Critical for success
And in today’s economic environment, no company can afford to be stagnant. Innovation is critical for growth and long-term market success. So if your company has trouble with failure, you’re likely to have trouble with innovation. And that means death in today’s highly competitive marketplace.
So how do you make your company failure-friendly?
Lim suggests that businesspeople actively reduce the implications of downsides.
“Step 1” she explains, “is to celebrate failures and share the learning results visibly. And you must do this from the most senior levels of the organisational structure all the way down. Make sure that everyone understands that it is OK to fail and that they all learn from everyone else’s trailblazing.

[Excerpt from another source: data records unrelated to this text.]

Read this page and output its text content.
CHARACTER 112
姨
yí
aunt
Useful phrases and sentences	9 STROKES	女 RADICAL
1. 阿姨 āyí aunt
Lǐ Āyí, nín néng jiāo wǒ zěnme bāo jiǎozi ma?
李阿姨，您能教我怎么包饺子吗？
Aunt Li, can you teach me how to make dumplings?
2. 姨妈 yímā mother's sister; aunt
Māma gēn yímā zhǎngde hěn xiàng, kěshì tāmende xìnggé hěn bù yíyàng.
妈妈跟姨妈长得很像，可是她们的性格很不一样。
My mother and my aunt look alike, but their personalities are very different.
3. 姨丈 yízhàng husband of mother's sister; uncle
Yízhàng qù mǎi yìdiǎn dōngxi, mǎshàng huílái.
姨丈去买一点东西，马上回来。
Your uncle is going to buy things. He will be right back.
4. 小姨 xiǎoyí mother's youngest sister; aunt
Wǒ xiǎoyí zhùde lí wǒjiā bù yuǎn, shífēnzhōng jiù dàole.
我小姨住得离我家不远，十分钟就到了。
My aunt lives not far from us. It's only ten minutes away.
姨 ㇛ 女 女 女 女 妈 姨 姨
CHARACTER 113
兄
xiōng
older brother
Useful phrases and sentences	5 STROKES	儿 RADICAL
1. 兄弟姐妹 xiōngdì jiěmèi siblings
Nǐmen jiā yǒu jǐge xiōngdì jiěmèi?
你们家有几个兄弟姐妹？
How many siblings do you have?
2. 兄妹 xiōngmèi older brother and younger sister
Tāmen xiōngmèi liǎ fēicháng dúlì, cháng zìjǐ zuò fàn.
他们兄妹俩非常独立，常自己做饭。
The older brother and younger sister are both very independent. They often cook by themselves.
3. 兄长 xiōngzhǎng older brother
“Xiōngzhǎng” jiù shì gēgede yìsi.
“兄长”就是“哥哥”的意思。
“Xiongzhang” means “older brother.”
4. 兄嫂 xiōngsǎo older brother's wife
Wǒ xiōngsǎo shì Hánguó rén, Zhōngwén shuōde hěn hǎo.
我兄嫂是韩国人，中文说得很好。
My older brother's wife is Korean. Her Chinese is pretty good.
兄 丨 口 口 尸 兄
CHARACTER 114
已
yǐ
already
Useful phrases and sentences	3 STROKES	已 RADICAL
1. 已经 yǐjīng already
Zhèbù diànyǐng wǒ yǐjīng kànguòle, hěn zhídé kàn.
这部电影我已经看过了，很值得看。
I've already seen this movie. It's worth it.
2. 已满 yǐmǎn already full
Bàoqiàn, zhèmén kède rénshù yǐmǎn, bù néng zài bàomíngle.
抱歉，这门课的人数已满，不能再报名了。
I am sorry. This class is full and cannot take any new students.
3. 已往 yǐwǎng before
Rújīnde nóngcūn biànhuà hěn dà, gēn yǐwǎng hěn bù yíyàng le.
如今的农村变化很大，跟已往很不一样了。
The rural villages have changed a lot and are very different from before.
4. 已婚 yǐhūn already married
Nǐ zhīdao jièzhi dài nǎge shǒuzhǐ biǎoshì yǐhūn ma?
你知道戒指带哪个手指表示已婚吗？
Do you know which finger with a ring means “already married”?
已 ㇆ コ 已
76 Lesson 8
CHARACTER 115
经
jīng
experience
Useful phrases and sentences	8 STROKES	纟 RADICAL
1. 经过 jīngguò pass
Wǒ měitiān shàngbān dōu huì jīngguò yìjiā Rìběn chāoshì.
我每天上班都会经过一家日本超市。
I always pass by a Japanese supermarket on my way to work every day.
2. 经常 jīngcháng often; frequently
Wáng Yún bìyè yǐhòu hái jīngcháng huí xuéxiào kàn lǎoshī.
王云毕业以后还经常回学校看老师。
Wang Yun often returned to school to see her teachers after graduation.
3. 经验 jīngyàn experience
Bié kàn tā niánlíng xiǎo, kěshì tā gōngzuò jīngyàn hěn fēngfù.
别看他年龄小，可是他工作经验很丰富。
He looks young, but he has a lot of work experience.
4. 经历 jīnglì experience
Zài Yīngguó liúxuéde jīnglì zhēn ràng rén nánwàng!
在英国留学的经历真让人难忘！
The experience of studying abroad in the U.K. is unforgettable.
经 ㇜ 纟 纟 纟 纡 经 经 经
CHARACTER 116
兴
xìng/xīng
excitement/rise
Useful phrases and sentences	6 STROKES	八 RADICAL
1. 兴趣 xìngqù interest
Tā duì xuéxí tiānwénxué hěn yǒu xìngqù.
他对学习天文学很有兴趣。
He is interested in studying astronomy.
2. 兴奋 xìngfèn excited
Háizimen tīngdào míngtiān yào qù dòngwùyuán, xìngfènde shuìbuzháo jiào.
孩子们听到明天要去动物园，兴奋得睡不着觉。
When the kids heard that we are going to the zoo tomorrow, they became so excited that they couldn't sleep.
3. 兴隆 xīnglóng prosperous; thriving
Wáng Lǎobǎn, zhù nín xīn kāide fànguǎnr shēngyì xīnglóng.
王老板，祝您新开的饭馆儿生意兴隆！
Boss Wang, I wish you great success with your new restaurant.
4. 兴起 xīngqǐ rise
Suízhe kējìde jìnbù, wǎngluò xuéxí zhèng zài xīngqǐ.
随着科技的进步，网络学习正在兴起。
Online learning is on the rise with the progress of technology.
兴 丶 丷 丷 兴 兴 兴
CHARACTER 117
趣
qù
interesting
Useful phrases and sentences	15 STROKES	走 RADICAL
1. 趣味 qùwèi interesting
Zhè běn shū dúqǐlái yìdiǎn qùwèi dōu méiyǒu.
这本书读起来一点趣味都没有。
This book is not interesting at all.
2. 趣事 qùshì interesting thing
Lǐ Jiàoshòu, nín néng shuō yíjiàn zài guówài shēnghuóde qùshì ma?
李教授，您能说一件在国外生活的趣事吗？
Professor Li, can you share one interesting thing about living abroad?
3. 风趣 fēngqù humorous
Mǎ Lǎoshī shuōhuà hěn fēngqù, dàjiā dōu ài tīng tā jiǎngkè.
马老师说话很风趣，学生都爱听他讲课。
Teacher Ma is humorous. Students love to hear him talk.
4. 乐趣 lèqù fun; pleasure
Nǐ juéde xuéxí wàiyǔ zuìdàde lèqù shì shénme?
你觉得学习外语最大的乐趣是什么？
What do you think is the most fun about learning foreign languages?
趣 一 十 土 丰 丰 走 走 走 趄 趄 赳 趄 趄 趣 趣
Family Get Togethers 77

“Employees should say to themselves, ‘I see that Chong, associate vice president of X, failed, and he is not only back at work, but he still has the support of the CEO. I can fail and come to work the next day. Chong proves it!'”
Mirroring Lim’s position, Ralph Heath of Celebrating Failure writes: “The quickest road to success is to possess an attitude toward failure of ‘no fear.’ To do their work well, to be successful and to keep their companies competitive, leaders and workers on the front lines need to stick their necks out a mile every day. They have to deliver risky, edgy, breakthrough ideas, plans, presentations, advice, technology, products, leadership, and more. And they have to deliver all this without any fear whatsoever of failure, rejection or punishment.”
A failure-friendly culture also requires a special approach to recruitment. Lim adds: “The only time people fail is when they are stretching themselves. I’m in a fast growth, highly challenging, quick-changing business. I need staff who are constantly stretching themselves, learning, and growing. Hiring a stick-in-the-mud is the worst thing I can do for my business.
“As a result, when I am hiring, I look for candidates who fail once or twice a year. If they tell me that they haven’t failed, then I know that they are not stretching themselves, which means that they don’t have the drive I need. If, during the interview, they can’t recall a time that they’ve failed, I know that they are not good at learning from their failures. Both types of candidates should be walked straight out the door.”
Finally, a failure-friendly culture ensures that everyone learns from failure and that failures are not repeated. For this to happen, Lim recommends, “you need to create opportunities for your staff to talk about failures, analyse them as a group, and save those lessons in the stories and legends of your firm’s culture.”
Doing a proper post-mortem or retrospective, in a positive, supportive atmosphere is key to all of this. And facilitating such a session requires lots of practice and consistency, so you need to make time for it, or it’ll always get put off for later.